Mancher wird an dieser Stelle fragen: wie zum Teufel kommt man denn auf die Idee, eigenen Senf im Garten anzubauen? Nun, zugegeben, die Antwort ist nicht ganz so geradeaus wie sonst bei mir üblich.
Einerseits ist Senf zwar eine Notwendigkeit in unserer Küche, aber dann wiederum findet man im Handel eine reichliche Auswahl von durchaus guter Qualität zu günstigen Preisen. Ein Qualitäts- oder Kostenvorteil ergibt sich also nicht.
Andererseits ist Senf eine unkomplizierte und sehr produktive Kohlpflanze, die im Laufe der Saison viel mehr bietet als die für die beliebte Würzpaste benötigten Samen.
Die jungen Blätter sind essbar und machen sich gut in frühen Salaten. Eine beständige Wolke aus tausenden kleinen, gelben Blüten übertrifft hinsichtlich Blickfang und Dekorationswert viele andere Stauden und Büsche im Garten, vor allem aber ist sie wertvolle und leicht zugängliche Nahrung für Insekten aller Art, vor allem Bienen. Und selbst die Samenkapseln sind sehr dekorativ, vor allem wenn sie beginnen zu reifen und samt Stengeln allmählich trocken, hart und goldgelb werden.
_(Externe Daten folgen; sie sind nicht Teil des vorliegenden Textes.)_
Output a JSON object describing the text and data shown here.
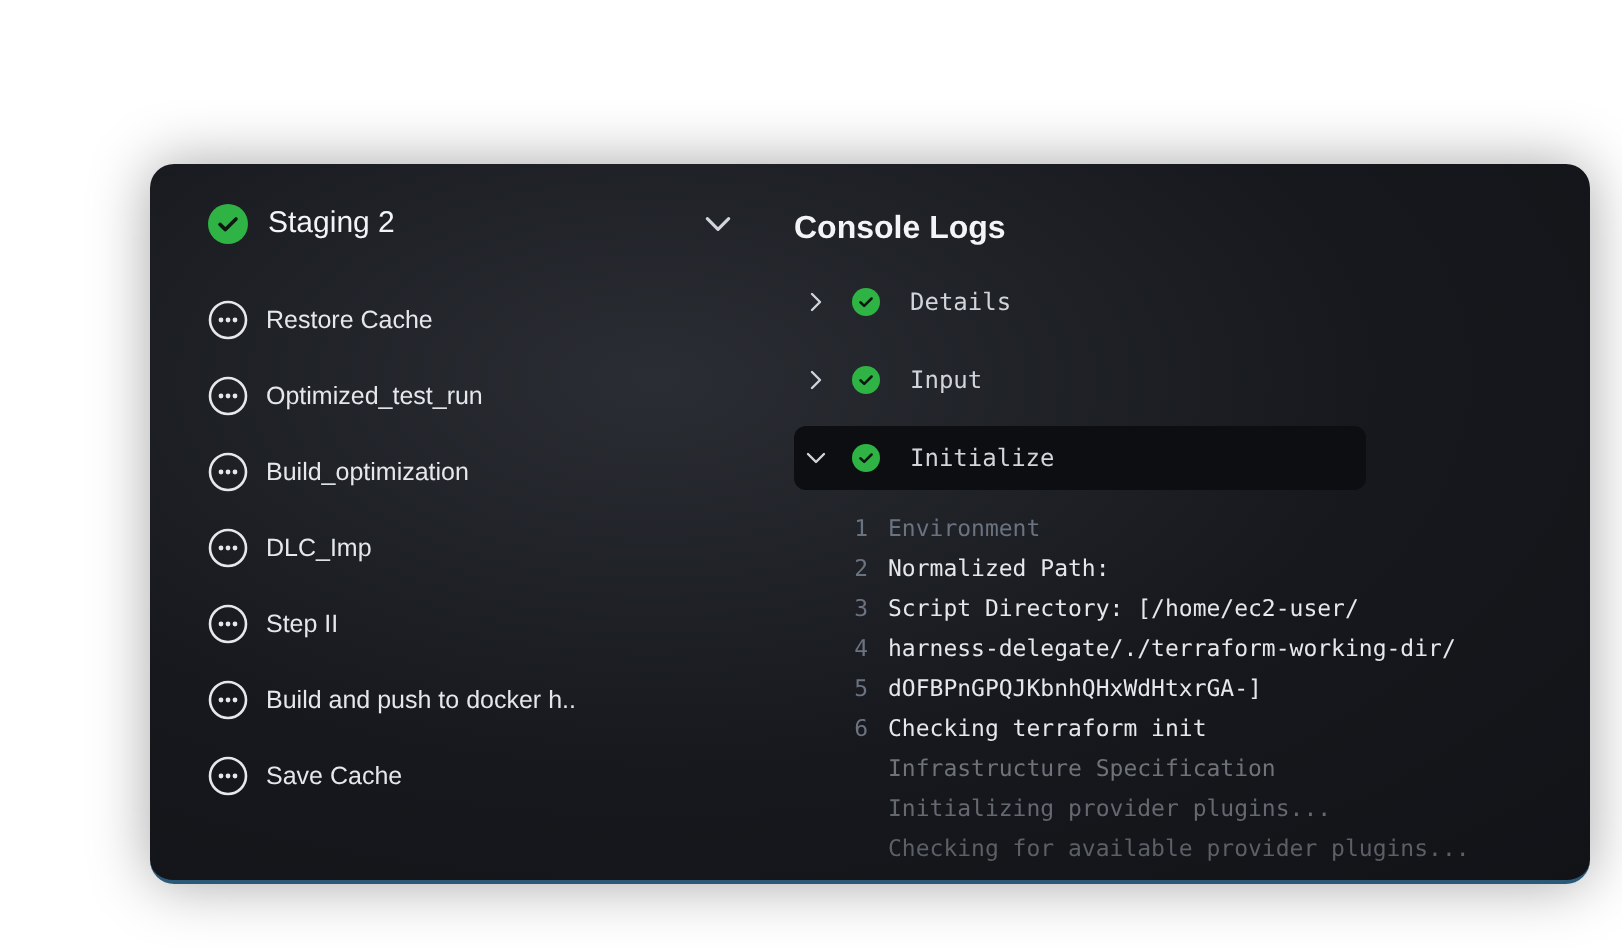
{
  "stage": {
    "title": "Staging 2",
    "kind": "success",
    "expanded": true
  },
  "steps": [
    {
      "label": "Restore Cache",
      "kind": "pending"
    },
    {
      "label": "Optimized_test_run",
      "kind": "pending"
    },
    {
      "label": "Build_optimization",
      "kind": "pending"
    },
    {
      "label": "DLC_Imp",
      "kind": "pending"
    },
    {
      "label": "Step II",
      "kind": "pending"
    },
    {
      "label": "Build and push to docker h..",
      "kind": "pending"
    },
    {
      "label": "Save Cache",
      "kind": "pending"
    }
  ],
  "console": {
    "title": "Console Logs",
    "sections": [
      {
        "label": "Details",
        "kind": "success",
        "expanded": false,
        "selected": false
      },
      {
        "label": "Input",
        "kind": "success",
        "expanded": false,
        "selected": false
      },
      {
        "label": "Initialize",
        "kind": "success",
        "expanded": true,
        "selected": true
      }
    ],
    "lines": [
      {
        "number": "1",
        "text": "Environment",
        "kind": "dim"
      },
      {
        "number": "2",
        "text": "Normalized Path:",
        "kind": "bright"
      },
      {
        "number": "3",
        "text": "Script Directory: [/home/ec2-user/",
        "kind": "bright"
      },
      {
        "number": "4",
        "text": "harness-delegate/./terraform-working-dir/",
        "kind": "bright"
      },
      {
        "number": "5",
        "text": "dOFBPnGPQJKbnhQHxWdHtxrGA-]",
        "kind": "bright"
      },
      {
        "number": "6",
        "text": "Checking terraform init",
        "kind": "bright"
      },
      {
        "text": "Infrastructure Specification",
        "kind": "fade1"
      },
      {
        "text": "Initializing provider plugins...",
        "kind": "fade2"
      },
      {
        "text": "Checking for available provider plugins...",
        "kind": "fade3"
      }
    ]
  }
}
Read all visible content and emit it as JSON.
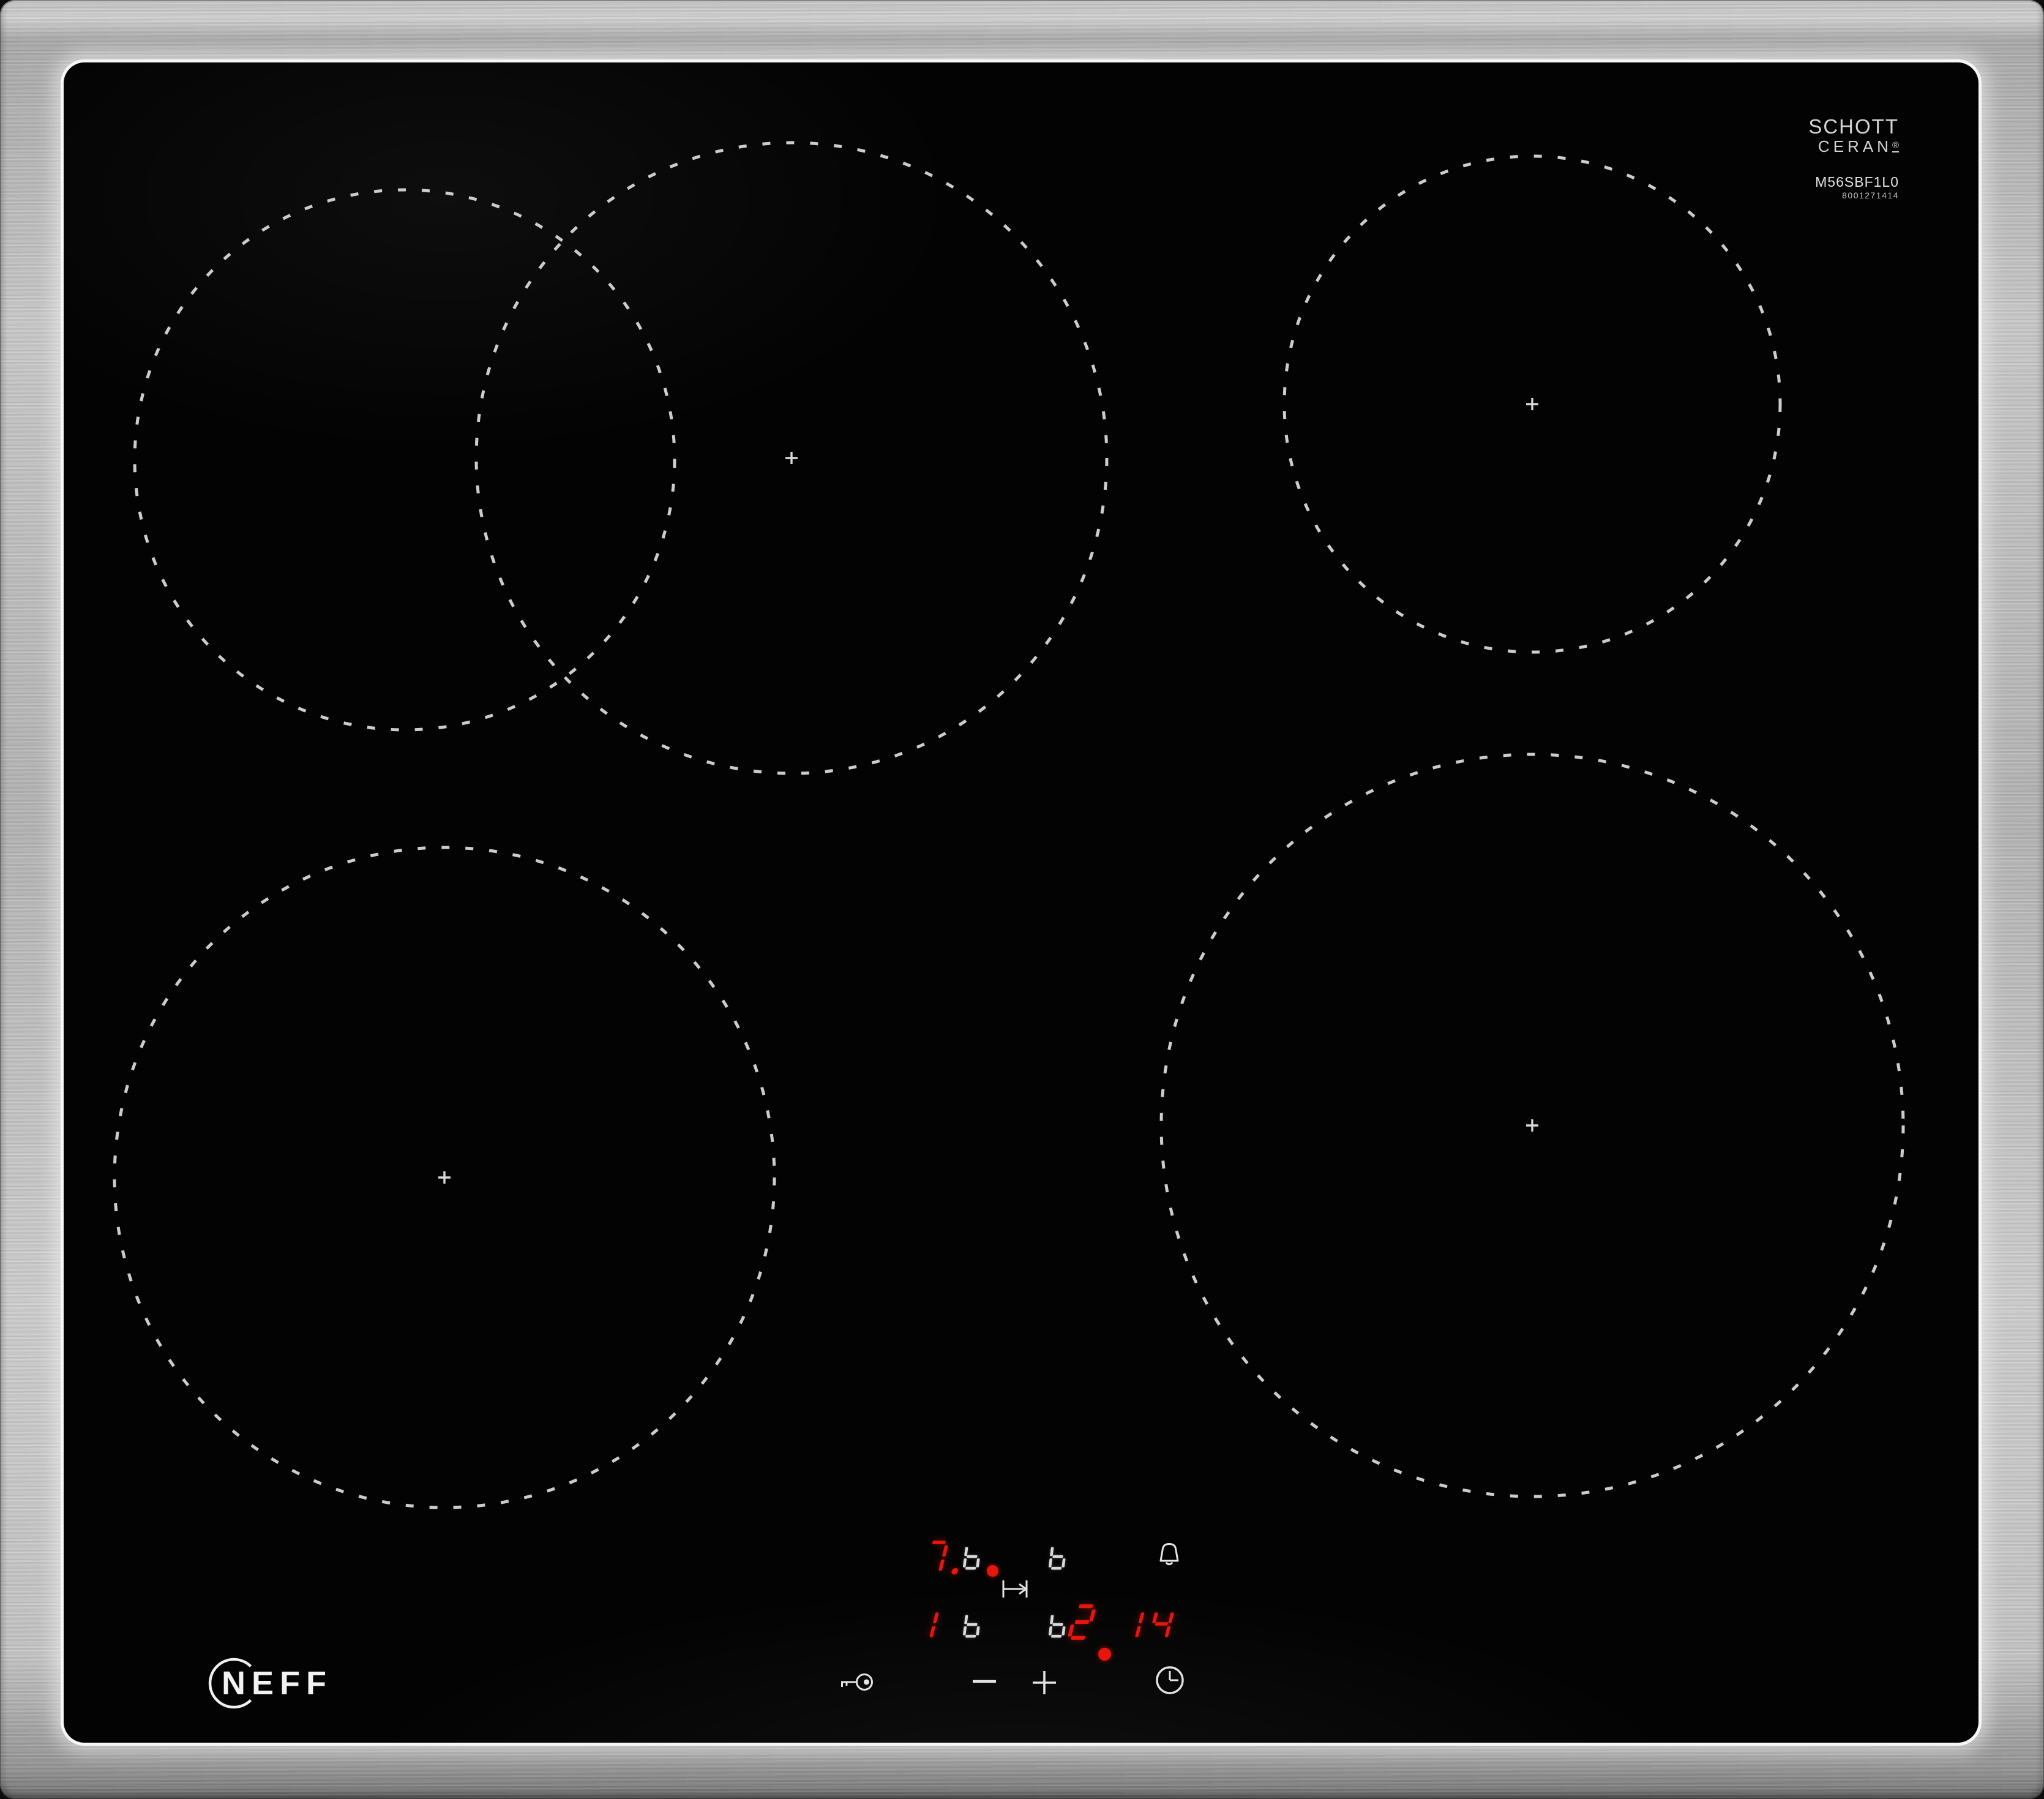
{
  "branding": {
    "neff_logo_text": "NEFF",
    "glass_brand_line1": "SCHOTT",
    "glass_brand_line2": "CERAN",
    "glass_brand_reg": "®",
    "model_number": "M56SBF1L0",
    "product_code": "8001271414"
  },
  "display": {
    "back_left": {
      "level": "7.",
      "aux": "b"
    },
    "back_right": {
      "aux": "b"
    },
    "front_left": {
      "level": "1",
      "aux": "b"
    },
    "front_right": {
      "level": "2",
      "aux": "b"
    },
    "timer_minutes": "14"
  },
  "controls": {
    "key_lock_label": "child lock",
    "minus_label": "−",
    "plus_label": "+",
    "timer_clock_label": "timer",
    "alarm_bell_label": "alarm",
    "bridge_zone_label": "bridge zone"
  },
  "icons": {
    "alarm": "bell-icon",
    "timer": "clock-icon",
    "child_lock": "key-icon",
    "bridge": "arrow-to-bar-icon",
    "zone_marker": "plus-cross"
  },
  "colors": {
    "led_red": "#e8150c",
    "led_white": "#d9d9d9",
    "glass_black": "#030303",
    "steel_light": "#d6d6d6"
  }
}
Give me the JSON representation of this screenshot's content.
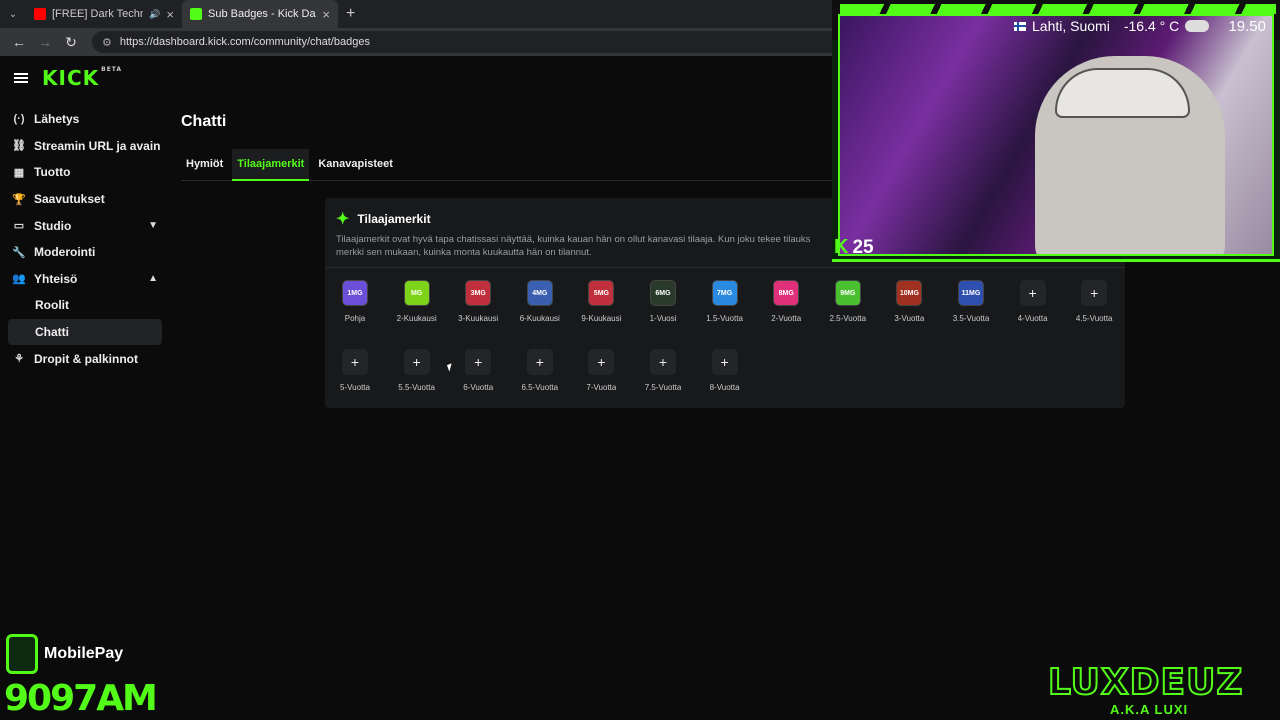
{
  "browser": {
    "tabs": [
      {
        "title": "[FREE] Dark Techno Urban",
        "favicon_color": "#ff0000"
      },
      {
        "title": "Sub Badges - Kick Dashboard",
        "favicon_color": "#53fc18"
      }
    ],
    "url": "https://dashboard.kick.com/community/chat/badges"
  },
  "app": {
    "logo": "KICK",
    "logo_sup": "BETA",
    "accent": "#53fc18"
  },
  "sidebar": {
    "items": [
      {
        "label": "Lähetys",
        "icon": "(·)"
      },
      {
        "label": "Streamin URL ja avain",
        "icon": "⛓"
      },
      {
        "label": "Tuotto",
        "icon": "▦"
      },
      {
        "label": "Saavutukset",
        "icon": "🏆"
      },
      {
        "label": "Studio",
        "icon": "▭"
      },
      {
        "label": "Moderointi",
        "icon": "🔧"
      },
      {
        "label": "Yhteisö",
        "icon": "👥"
      },
      {
        "label": "Roolit"
      },
      {
        "label": "Chatti"
      },
      {
        "label": "Dropit & palkinnot",
        "icon": "⚘"
      }
    ]
  },
  "page": {
    "title": "Chatti",
    "tabs": [
      "Hymiöt",
      "Tilaajamerkit",
      "Kanavapisteet"
    ],
    "card_title": "Tilaajamerkit",
    "card_desc": "Tilaajamerkit ovat hyvä tapa chatissasi näyttää, kuinka kauan hän on ollut kanavasi tilaaja. Kun joku tekee tilauks merkki sen mukaan, kuinka monta kuukautta hän on tilannut."
  },
  "badges": [
    {
      "label": "Pohja",
      "text": "1MG",
      "color": "#6b4fd8"
    },
    {
      "label": "2-Kuukausi",
      "text": "MG",
      "color": "#7dd31a"
    },
    {
      "label": "3-Kuukausi",
      "text": "3MG",
      "color": "#c0303c"
    },
    {
      "label": "6-Kuukausi",
      "text": "4MG",
      "color": "#3a5fb0"
    },
    {
      "label": "9-Kuukausi",
      "text": "5MG",
      "color": "#c0303c"
    },
    {
      "label": "1-Vuosi",
      "text": "6MG",
      "color": "#2a3a2a"
    },
    {
      "label": "1.5-Vuotta",
      "text": "7MG",
      "color": "#2a8ae0"
    },
    {
      "label": "2-Vuotta",
      "text": "8MG",
      "color": "#e0307a"
    },
    {
      "label": "2.5-Vuotta",
      "text": "9MG",
      "color": "#4ac030"
    },
    {
      "label": "3-Vuotta",
      "text": "10MG",
      "color": "#a03020"
    },
    {
      "label": "3.5-Vuotta",
      "text": "11MG",
      "color": "#3050b0"
    },
    {
      "label": "4-Vuotta",
      "text": "+"
    },
    {
      "label": "4.5-Vuotta",
      "text": "+"
    },
    {
      "label": "5-Vuotta",
      "text": "+"
    },
    {
      "label": "5.5-Vuotta",
      "text": "+"
    },
    {
      "label": "6-Vuotta",
      "text": "+"
    },
    {
      "label": "6.5-Vuotta",
      "text": "+"
    },
    {
      "label": "7-Vuotta",
      "text": "+"
    },
    {
      "label": "7.5-Vuotta",
      "text": "+"
    },
    {
      "label": "8-Vuotta",
      "text": "+"
    }
  ],
  "overlay": {
    "location": "Lahti, Suomi",
    "temperature": "-16.4 ° C",
    "clock": "19.50",
    "kick_count": "25",
    "mobilepay_label": "MobilePay",
    "mobilepay_number": "9097AM",
    "brand": "LUXDEUZ",
    "brand_sub": "A.K.A LUXI"
  }
}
Die für unseren Verbrauch erforderliche Anbaumenge hat nur minimalen Platzbedarf (weniger als einen Quadratmeter), und Senf stellt im Allgemeinen keine besonderen Ansprüche hinsichtlich Standort oder Bodenqualität.
Der Senf ist erntereif, wenn die Stengel mit den Früchten komplett trocken sind, und die Kapseln anfangen bei Bewegungen zu ”rasseln”. Geerntet wird der ganze Stengel, und zwar vorsichtig, denn die Kapseln haben die Neigung bei unsanfter Berührung leicht aufzubrechen.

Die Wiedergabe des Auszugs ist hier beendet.